Un habitant du quartier de Khezaa de Khan Younis, dans le sud de la bande de Gaza, assis entre deux jeunes garçons, réchauffait de la nourriture parmi les décombres de son appartement détruit par une frappe israélienne, le 25 novembre 2023. © 2023 Mohamad Zaanoun/ Middle East Images/AFP via Getty Images

Le rôle des organisations humanitaires en période de conflit est clair : elles veillent à ce que les civils aient accès à de la nourriture, à de l’eau et à des abris, et aident les personnes en danger à être protégées. Quel est notre rôle à nous ?

Nous travaillons sur les conflits armés depuis des décennies, qu’il s’agisse des guerres civiles dans les Amériques au début des années 1980 ou des hostilités actuelles en Israël et en Palestine. Nous alertons la communauté internationale sur les conflits armés potentiels et les risques que les violations des lois de la guerre font peser sur les civils.

Nos chercheurs documentent le comportement des parties aux conflits et les lois qu’elles ont violées au cours des combats. Nous analysons ces preuves et les transmettons aux parties belligérantes, en utilisant nos conclusions pour les inciter – ou convaincre les gouvernements du monde entier de les inciter – à modifier leur comportement et à protéger les civils pris entre deux feux, comme il est de leur devoir légal d’y veiller. Nous menons également des campagnes pour que les responsables rendent des comptes devant les tribunaux, au niveau national ou international, comme la Cour pénale internationale, lorsque les violations constituent des crimes de guerre, des crimes contre l’humanité ou des génocides.
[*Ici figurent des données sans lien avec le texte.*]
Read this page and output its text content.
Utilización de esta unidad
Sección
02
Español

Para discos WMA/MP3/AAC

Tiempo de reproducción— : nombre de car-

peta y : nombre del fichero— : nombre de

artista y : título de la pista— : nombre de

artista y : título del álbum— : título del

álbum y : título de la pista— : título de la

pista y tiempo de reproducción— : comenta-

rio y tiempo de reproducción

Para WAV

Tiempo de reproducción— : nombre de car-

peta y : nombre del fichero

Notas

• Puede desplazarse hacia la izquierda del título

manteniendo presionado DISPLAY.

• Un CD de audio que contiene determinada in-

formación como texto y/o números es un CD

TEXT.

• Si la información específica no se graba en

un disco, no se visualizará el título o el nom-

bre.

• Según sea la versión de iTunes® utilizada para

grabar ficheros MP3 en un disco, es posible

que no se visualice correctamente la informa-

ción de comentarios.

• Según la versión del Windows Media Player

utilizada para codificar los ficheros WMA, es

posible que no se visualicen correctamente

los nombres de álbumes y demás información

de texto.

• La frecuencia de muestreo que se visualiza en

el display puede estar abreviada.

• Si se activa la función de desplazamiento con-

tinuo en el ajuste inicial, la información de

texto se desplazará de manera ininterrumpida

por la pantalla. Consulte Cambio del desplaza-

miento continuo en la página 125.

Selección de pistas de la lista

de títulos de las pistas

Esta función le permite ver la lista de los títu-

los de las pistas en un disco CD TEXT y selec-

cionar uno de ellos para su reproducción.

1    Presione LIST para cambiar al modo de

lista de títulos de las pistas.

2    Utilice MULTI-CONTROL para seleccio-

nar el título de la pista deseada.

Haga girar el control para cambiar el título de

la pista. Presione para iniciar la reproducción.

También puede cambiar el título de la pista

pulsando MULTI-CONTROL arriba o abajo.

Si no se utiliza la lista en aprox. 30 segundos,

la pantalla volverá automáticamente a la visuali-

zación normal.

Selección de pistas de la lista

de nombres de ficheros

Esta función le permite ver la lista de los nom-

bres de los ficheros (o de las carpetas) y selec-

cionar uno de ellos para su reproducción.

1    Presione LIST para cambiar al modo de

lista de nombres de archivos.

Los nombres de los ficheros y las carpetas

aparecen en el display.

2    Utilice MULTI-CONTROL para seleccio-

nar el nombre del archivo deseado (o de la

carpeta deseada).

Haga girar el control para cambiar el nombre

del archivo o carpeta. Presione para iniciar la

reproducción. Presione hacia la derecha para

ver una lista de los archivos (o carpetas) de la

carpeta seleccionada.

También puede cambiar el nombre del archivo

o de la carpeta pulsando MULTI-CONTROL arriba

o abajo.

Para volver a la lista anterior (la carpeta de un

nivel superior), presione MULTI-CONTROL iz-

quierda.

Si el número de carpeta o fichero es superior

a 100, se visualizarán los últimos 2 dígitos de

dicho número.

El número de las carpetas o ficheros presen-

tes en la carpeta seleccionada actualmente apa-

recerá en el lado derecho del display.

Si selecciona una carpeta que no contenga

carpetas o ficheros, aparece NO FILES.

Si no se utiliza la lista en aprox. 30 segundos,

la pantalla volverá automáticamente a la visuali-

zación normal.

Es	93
Votre réponse m’amène à une autre question : le travail de Human Rights Watch peut-il prévenir les conflits avant qu’ils ne commencent ?

Notre travail peut contribuer à prévenir les conflits armés en braquant les projecteurs sur les violations des droits humains qui sont à l’origine de tant de conflits dans le monde : lorsque les forces de sécurité maltraitent les populations qu’elles sont censées protéger, lorsque les gouvernements répriment des groupes ethniques, nationaux ou religieux, lorsque des médias libres ou Internet sont fermés et que des journalistes sont tués, permettant à la désinformation de prospérer, lorsque des armes affluent dans des endroits dépourvus de gouvernance. Nos recherches sur les violations de ce type et nos actions de plaidoyer pour amener les gouvernements à changer de cap et à respecter les droits peuvent contribuer à endiguer les tensions qui débouchent souvent sur des conflits armés.

Sur quel type de violations du droit de la guerre enquête Human Rights Watch ?

Le droit de la guerre que nous utilisons aujourd’hui pour protéger les civils – connu sous le nom de Conventions de Genève de 1949 et ses protocoles additionnels – a été créé en réponse aux atrocités et à l’inhumanité qui ont caractérisé la Seconde Guerre mondiale. Ces lois ont été adoptées par tous les pays et régissent la manière dont une guerre est menée afin de limiter autant que possible les souffrances des civils.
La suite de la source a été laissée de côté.